The central Andante’s variations on a low string and bassoon theme evolved quickly into a tango, with Jackson’s lustrous horn solo supported by full octet before pulling back into a decidedly Classical vein. A final pastoral variation foreshadowed the ensuing Menuetto – Trio, with its Beethovenian sequences and tutti playing. In the Trio, tender Romantic phrases were interspersed with well-executed modern syncopated fragments.
 
Holloway’s Finale reprised earlier ideas, pitting strings against winds in antiphonal exchanges. Despite its high technical demands, the octet’s execution was eminently likable, pleasing, and devoid of angst.

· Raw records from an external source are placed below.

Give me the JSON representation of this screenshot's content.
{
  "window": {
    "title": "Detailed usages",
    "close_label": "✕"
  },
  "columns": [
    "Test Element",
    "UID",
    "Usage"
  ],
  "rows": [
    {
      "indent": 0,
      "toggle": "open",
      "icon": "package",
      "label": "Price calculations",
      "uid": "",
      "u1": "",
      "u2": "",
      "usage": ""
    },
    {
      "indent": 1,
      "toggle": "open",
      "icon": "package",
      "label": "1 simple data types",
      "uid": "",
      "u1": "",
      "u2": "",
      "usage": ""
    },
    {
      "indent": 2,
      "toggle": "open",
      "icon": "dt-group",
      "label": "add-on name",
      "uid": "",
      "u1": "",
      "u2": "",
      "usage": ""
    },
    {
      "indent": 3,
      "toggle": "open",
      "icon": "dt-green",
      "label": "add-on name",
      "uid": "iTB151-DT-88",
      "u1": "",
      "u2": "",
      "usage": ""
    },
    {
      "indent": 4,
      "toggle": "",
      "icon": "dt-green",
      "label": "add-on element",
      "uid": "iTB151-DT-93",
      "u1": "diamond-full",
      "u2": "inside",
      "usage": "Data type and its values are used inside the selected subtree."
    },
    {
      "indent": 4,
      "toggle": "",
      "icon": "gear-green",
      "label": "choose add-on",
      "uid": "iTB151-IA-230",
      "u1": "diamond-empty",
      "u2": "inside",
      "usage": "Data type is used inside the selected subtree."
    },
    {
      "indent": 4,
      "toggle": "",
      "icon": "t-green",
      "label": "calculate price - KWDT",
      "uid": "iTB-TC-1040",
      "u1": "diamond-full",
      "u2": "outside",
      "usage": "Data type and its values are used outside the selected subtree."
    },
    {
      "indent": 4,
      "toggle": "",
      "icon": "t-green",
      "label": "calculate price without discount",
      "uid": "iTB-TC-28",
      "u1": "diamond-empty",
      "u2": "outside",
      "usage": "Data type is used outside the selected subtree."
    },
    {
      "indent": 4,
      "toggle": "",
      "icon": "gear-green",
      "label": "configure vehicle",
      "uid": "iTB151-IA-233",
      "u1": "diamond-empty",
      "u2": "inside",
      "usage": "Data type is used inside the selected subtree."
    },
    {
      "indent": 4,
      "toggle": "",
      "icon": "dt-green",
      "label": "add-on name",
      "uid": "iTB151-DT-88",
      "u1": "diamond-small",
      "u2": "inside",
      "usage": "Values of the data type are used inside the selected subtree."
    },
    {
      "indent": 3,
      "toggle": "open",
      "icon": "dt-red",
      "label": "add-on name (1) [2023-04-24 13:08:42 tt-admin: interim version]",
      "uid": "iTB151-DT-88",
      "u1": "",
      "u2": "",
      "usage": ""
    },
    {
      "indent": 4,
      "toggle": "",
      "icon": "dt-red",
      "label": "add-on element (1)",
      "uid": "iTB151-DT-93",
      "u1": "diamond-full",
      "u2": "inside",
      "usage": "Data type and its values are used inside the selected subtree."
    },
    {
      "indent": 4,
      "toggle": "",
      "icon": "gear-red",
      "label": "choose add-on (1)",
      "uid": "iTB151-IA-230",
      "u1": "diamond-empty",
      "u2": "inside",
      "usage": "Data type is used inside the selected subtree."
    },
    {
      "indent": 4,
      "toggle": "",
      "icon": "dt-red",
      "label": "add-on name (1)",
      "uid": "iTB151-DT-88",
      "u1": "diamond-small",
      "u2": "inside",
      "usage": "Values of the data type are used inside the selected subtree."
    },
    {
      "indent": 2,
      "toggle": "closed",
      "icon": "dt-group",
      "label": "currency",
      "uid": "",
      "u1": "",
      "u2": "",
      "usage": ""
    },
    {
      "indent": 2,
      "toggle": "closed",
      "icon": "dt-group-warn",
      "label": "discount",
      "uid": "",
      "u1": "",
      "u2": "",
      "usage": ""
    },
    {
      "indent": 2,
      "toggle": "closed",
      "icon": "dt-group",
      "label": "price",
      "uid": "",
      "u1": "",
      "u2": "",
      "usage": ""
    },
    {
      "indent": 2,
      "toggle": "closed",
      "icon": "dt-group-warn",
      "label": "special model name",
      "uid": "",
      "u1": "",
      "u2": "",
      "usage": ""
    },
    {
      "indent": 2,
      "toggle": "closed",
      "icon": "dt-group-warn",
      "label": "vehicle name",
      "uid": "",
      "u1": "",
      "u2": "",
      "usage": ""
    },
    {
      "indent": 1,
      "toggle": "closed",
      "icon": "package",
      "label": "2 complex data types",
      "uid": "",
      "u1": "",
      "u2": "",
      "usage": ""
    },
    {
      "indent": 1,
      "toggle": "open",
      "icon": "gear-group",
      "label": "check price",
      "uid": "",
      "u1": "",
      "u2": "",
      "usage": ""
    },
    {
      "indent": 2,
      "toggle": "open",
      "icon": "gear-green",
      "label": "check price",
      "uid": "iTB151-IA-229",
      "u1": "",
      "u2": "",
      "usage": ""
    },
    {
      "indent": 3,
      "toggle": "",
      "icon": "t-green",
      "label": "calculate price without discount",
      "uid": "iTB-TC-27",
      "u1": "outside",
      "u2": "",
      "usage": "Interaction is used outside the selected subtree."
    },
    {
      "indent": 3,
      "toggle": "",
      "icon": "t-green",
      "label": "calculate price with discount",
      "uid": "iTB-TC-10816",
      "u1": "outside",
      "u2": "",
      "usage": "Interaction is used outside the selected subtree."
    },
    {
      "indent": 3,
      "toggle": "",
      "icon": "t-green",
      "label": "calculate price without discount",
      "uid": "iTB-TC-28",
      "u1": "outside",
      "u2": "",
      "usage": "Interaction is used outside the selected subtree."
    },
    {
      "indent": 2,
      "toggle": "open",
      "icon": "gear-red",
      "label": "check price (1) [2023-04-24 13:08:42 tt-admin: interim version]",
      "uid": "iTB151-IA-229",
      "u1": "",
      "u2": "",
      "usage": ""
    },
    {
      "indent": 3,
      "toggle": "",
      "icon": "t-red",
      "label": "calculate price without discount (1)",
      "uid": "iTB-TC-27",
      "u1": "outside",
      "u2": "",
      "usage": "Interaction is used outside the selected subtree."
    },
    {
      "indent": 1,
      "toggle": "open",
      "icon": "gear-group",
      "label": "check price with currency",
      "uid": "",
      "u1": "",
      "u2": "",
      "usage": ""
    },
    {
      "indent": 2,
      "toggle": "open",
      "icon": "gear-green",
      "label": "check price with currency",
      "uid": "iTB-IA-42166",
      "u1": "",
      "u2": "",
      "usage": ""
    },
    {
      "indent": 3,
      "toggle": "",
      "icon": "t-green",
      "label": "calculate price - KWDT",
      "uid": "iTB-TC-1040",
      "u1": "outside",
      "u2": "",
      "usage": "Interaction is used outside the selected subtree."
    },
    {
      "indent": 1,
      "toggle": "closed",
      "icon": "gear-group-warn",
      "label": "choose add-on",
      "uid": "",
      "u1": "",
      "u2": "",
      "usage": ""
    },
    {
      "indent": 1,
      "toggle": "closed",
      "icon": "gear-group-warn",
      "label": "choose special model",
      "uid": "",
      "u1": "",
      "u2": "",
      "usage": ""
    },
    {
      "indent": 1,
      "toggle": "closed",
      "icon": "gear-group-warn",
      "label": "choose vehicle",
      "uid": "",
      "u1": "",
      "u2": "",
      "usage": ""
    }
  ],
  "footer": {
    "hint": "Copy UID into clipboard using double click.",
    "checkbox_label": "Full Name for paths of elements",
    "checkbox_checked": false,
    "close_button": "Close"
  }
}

Edward Elgar’s Quintet in A minor for Piano and Strings, Op. 84 from 1919 took a much darker turn. Described by Elgar as “ghostly,” the quintet is less a whisper and more an epic voyage into melancholy. On an overly bright piano, guest artist Anne-Marie McDermott led a tight quartet through a big romantic rendition of the 40-minute work’s extreme highs and lows.
 
The opening restraint in the Moderato quickly flowered into passionate quartet themes edged by McDermott’s commanding tone and flamboyant stage presence. Grand crescendi, fluid expression, and huge dynamic ranges delineated the formal sections, yet retained an elegiac mood. Gorgeous intonation and phrasing from both first violinist Clara Lee and cellist Kevin Kunkel were high points.
 
The Adagio’s warm string chorale in major and McDermott’s sentimental accompaniment provided some respite from the darkness. Gently undulating melodies allowed second violinist Kelly Bunch and violist Sarah Harball to contribute emotive solos as the texture built into giant waves of momentum before a return to major finally dispersed the clouds.
 
Elgar’s final Andante-Allegro also reprised themes from its first movement, moving quickly into a grand crescendo before plunging into a lush series of cascading sequences. Virtuosic flourishes showcased McDermott’s talents, and the strings achieved a nearly symphonic sound. Several notable, sparklingly iridescent ensemble passages helped to counteract the heady, almost hypnotic overall effect of the quintet.